Many women do not report incidents of bullying, harassment or discrimination in the workplace. A large part of that is a lack of proper documentation. Employees can’t report what they don’t document. While it may be nerve wracking to bring work discrimination documentation to HR, that is literally what they are there for.

Whether you are logging accomplishments, progress on goals, or unprofessional and problematic behavior, work documentation practices are critical. Work documentation is a means of protecting and advocating for yourself at work. It allows you to chronicle your current experiences and challenges while documenting your work activities.

Here’s a look at why work documentation is so important and how to do it properly. 

Why Documentation Matters

Cierra Gross, the founder and CEO of Caged Bird HR, explained that the role of HR is to assess reports, conduct neutral and impartial investigations, and determine policy violations. Reporting abuse or mistreatment of any kind is your right as an employee.

“Most employees don’t have any understanding of their rights or HR in the workplace,” she told 21Ninety. “There are people out there right now who are experiencing something they know in their gut isn’t right, but they don’t know what to do about it or who to talk to.”

While impartial investigations might be the role of HR on paper, in real time, many employees view HR as inherently biased. Many believe that HR prioritizes the company’s interests over employee well-being. This thought process makes many employees, especially women of color, opt to suffer in silence. Thirty percent of Black women have not reported anything to HR when they reach out to Caged Bird HR, Gross added. 

What to Document

If an employee comes forward to HR to report workplace mistreatment, bias or harassment, it is critical that they have a paper trail. Documentation might include keeping notes about the details of the nature of the mistreatment or bullying. It might seem silly at first to write these things down, but it will be essential if you do decide to escalate the issue to HR.

Keep notes of times, dates, location, witnesses, and what was said or done. Keep copies of documents that showcase the person’s behavior or that might contradict any retaliatory accusations brought against you. 

How to Document Properly

Don’t overthink the “how” of workplace documentation. It can be as simple as documenting your work activity through Microsoft Word or Google Docs. You can write email summaries or record events on a notes application about incidents of harassment. The key is that documentation should be organized and shareable.

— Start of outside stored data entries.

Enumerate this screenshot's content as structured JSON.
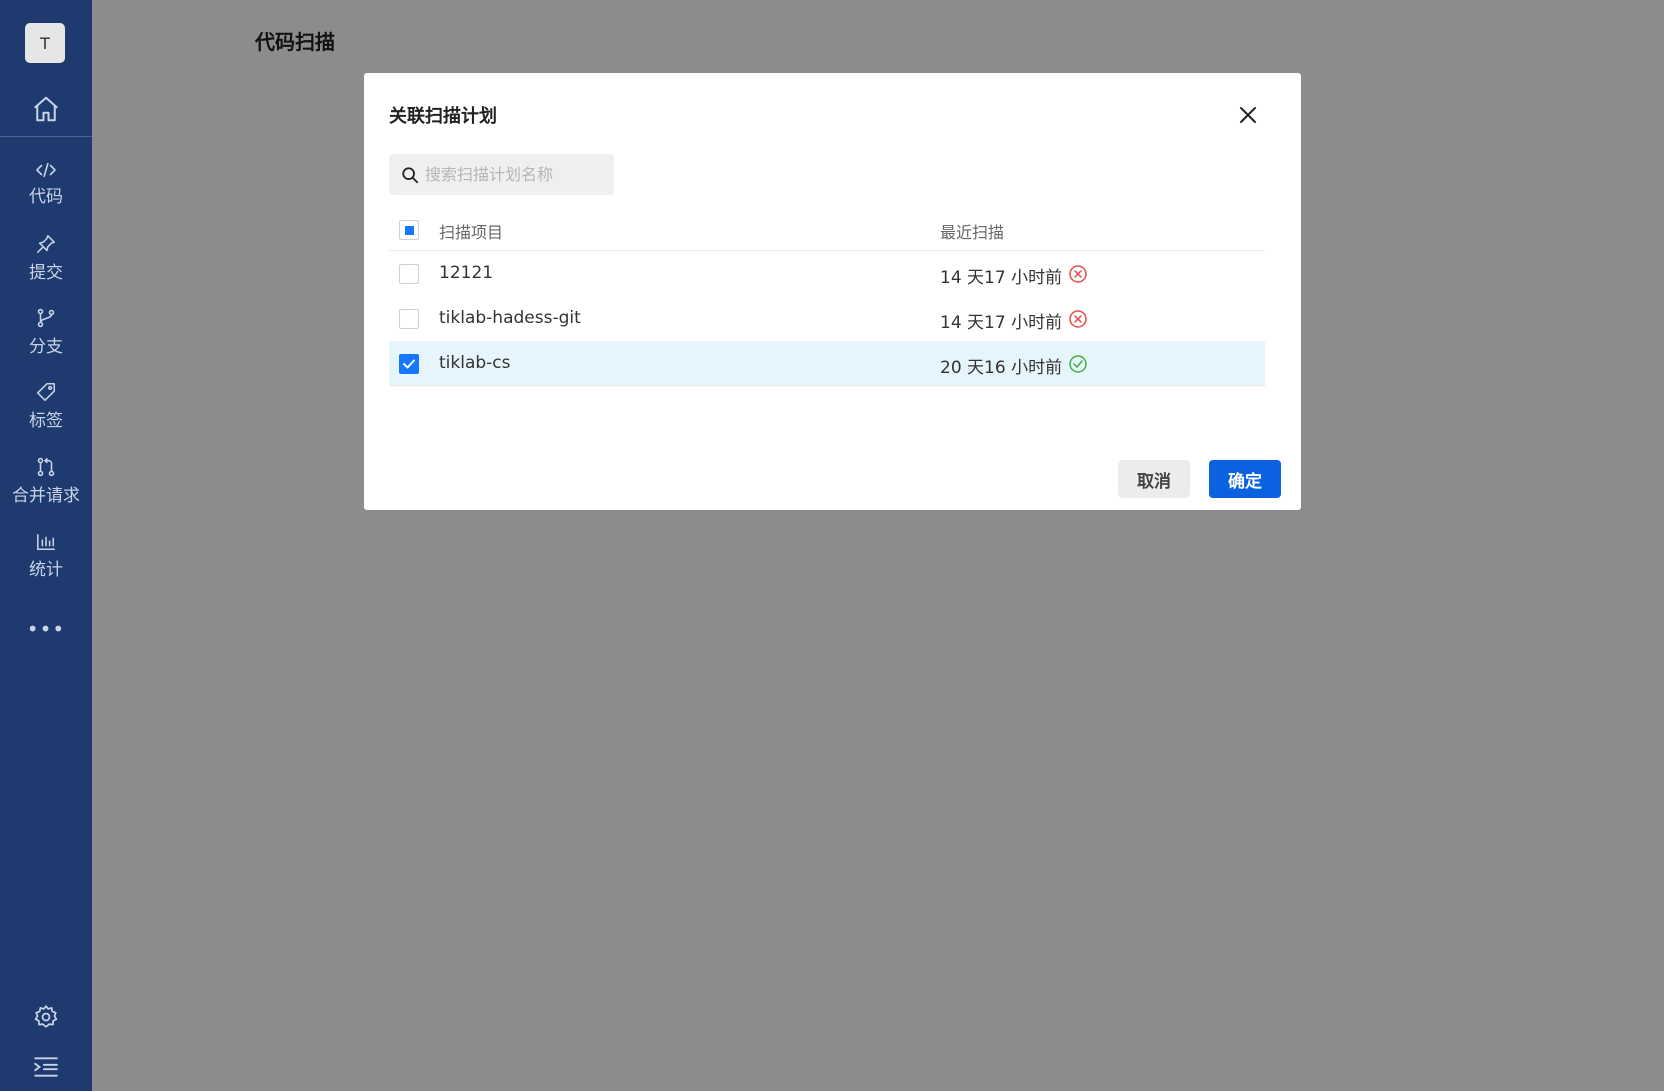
{
  "sidebar": {
    "avatar_initial": "T",
    "items": [
      {
        "label": "代码",
        "icon": "code-icon"
      },
      {
        "label": "提交",
        "icon": "pin-icon"
      },
      {
        "label": "分支",
        "icon": "branch-icon"
      },
      {
        "label": "标签",
        "icon": "tag-icon"
      },
      {
        "label": "合并请求",
        "icon": "merge-request-icon"
      },
      {
        "label": "统计",
        "icon": "stats-icon"
      }
    ],
    "more_label": "•••",
    "bg_color": "#1e3a6e"
  },
  "page": {
    "title": "代码扫描"
  },
  "modal": {
    "title": "关联扫描计划",
    "search_placeholder": "搜索扫描计划名称",
    "columns": {
      "name": "扫描项目",
      "recent": "最近扫描"
    },
    "header_checkbox_state": "indeterminate",
    "rows": [
      {
        "name": "12121",
        "recent": "14 天17 小时前",
        "status": "failed",
        "checked": false
      },
      {
        "name": "tiklab-hadess-git",
        "recent": "14 天17 小时前",
        "status": "failed",
        "checked": false
      },
      {
        "name": "tiklab-cs",
        "recent": "20 天16 小时前",
        "status": "success",
        "checked": true
      }
    ],
    "cancel_label": "取消",
    "ok_label": "确定",
    "colors": {
      "primary": "#0a62e0",
      "checkbox": "#1677ff",
      "failed": "#e84a4a",
      "success": "#3fb13f",
      "selected_row": "#e6f4fc"
    }
  }
}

You can also utilize project management tools, like Trello or Asana, to record dates and times of incidents of harassment. Be sure to save any screenshots, secret audio recordings and emails to yourself or others that highlight the behavior you are reporting. Do your best to write down incidents as soon as possible. This way the details are fresh. Send copies of documentation to your personal email. This way there is no chance of these records being lost.